Metros de bancos de piedra en los que esperar a que el terror que se vive fuera cese; miles de ciudadanos, vecinos con sus familias aguardan, en ese momento el dinero de los almerienses con mayor poder adquisitivo sirve de poco, ellos también están allí conversando con el sonido de los bombardeos de fondo.
Los minutos pasan y la actividad del exterior parece que ha culminado, ahora sólo hay que esperar a que la sirena vuelva a sonar para salir al exterior, enfrentarse a la realidad, a las casa destruidas, las pertenencias esparcidas por las calles, los cuerpos sin vida de los ciudadanos que no llegaron a refugiarse.
La gente va imaginándose lo que sus ojos verán al salir, así la visión no será tan cruda cuando el sol les golpee, y suena la sirena.

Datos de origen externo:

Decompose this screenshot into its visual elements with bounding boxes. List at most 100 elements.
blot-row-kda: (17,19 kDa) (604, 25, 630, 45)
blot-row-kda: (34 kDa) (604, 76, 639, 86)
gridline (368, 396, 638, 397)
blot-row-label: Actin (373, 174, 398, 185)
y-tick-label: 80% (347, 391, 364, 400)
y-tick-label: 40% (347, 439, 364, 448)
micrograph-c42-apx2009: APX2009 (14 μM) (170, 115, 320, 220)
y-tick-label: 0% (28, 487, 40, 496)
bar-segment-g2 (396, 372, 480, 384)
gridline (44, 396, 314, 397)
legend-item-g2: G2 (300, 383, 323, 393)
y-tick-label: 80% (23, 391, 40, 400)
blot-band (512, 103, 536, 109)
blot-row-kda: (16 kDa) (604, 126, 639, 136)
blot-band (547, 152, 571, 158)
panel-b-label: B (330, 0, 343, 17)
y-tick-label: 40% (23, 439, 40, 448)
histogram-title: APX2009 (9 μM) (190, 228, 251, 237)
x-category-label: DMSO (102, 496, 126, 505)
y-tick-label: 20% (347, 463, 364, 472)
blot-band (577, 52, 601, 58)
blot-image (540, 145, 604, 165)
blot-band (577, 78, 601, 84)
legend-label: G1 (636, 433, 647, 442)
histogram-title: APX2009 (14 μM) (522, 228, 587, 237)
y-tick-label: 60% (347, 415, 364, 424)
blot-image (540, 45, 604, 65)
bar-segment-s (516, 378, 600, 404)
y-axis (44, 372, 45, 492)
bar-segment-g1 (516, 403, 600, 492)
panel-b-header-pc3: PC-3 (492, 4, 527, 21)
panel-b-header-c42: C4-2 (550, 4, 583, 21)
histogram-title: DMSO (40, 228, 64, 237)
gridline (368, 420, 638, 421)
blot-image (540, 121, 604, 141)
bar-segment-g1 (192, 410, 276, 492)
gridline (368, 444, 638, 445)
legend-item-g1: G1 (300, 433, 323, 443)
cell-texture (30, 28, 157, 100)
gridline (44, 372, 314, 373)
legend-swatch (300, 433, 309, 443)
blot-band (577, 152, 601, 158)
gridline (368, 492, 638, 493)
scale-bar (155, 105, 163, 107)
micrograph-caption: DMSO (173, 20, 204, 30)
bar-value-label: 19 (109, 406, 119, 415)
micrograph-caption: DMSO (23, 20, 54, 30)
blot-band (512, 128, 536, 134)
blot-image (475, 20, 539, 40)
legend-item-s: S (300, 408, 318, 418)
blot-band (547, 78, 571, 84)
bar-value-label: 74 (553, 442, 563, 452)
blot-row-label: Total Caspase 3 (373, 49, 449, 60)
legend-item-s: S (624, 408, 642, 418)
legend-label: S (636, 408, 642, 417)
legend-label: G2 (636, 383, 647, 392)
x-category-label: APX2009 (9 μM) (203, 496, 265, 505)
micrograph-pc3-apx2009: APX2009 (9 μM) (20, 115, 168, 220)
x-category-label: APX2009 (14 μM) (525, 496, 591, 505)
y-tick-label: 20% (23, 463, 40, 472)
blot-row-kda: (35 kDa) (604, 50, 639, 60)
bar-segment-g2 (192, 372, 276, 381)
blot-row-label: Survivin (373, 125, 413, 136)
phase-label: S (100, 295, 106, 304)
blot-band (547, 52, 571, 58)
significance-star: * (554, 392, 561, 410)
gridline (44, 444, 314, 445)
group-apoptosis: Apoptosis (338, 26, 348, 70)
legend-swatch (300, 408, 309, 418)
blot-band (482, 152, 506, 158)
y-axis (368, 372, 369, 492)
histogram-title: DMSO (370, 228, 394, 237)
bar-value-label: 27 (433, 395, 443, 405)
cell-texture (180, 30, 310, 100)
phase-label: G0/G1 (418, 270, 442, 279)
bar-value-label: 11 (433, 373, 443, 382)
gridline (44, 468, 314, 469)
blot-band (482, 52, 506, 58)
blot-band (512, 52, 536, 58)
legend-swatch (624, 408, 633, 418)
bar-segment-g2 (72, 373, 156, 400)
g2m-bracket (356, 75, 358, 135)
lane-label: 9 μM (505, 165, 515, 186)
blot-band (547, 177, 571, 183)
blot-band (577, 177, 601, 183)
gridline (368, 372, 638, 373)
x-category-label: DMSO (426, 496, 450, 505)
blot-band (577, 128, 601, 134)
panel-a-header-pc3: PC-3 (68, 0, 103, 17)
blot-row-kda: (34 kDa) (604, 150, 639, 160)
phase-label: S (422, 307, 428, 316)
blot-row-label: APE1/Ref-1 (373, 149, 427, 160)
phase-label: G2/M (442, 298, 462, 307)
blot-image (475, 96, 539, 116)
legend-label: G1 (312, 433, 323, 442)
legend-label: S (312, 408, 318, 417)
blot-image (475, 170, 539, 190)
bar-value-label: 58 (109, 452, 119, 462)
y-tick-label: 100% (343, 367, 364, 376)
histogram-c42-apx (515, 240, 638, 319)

Los almerienses van saliendo al exterior, empiezan a oírse gritos pero la escalera que les conduce a la calle aún no ha acabado; el sol les devuelve a la realidad, un grupo de estudiantes de bellas artes juegan con las palomas que allí se acercan a comer, es el año 2007 y nada de lo vivido en esos refugios es real a día de hoy.
Eso es lo que se pretende revivir en la visita a los refugios antiaéreos, la crudeza y los sonidos que vivieron nuestros abuelos hace décadas.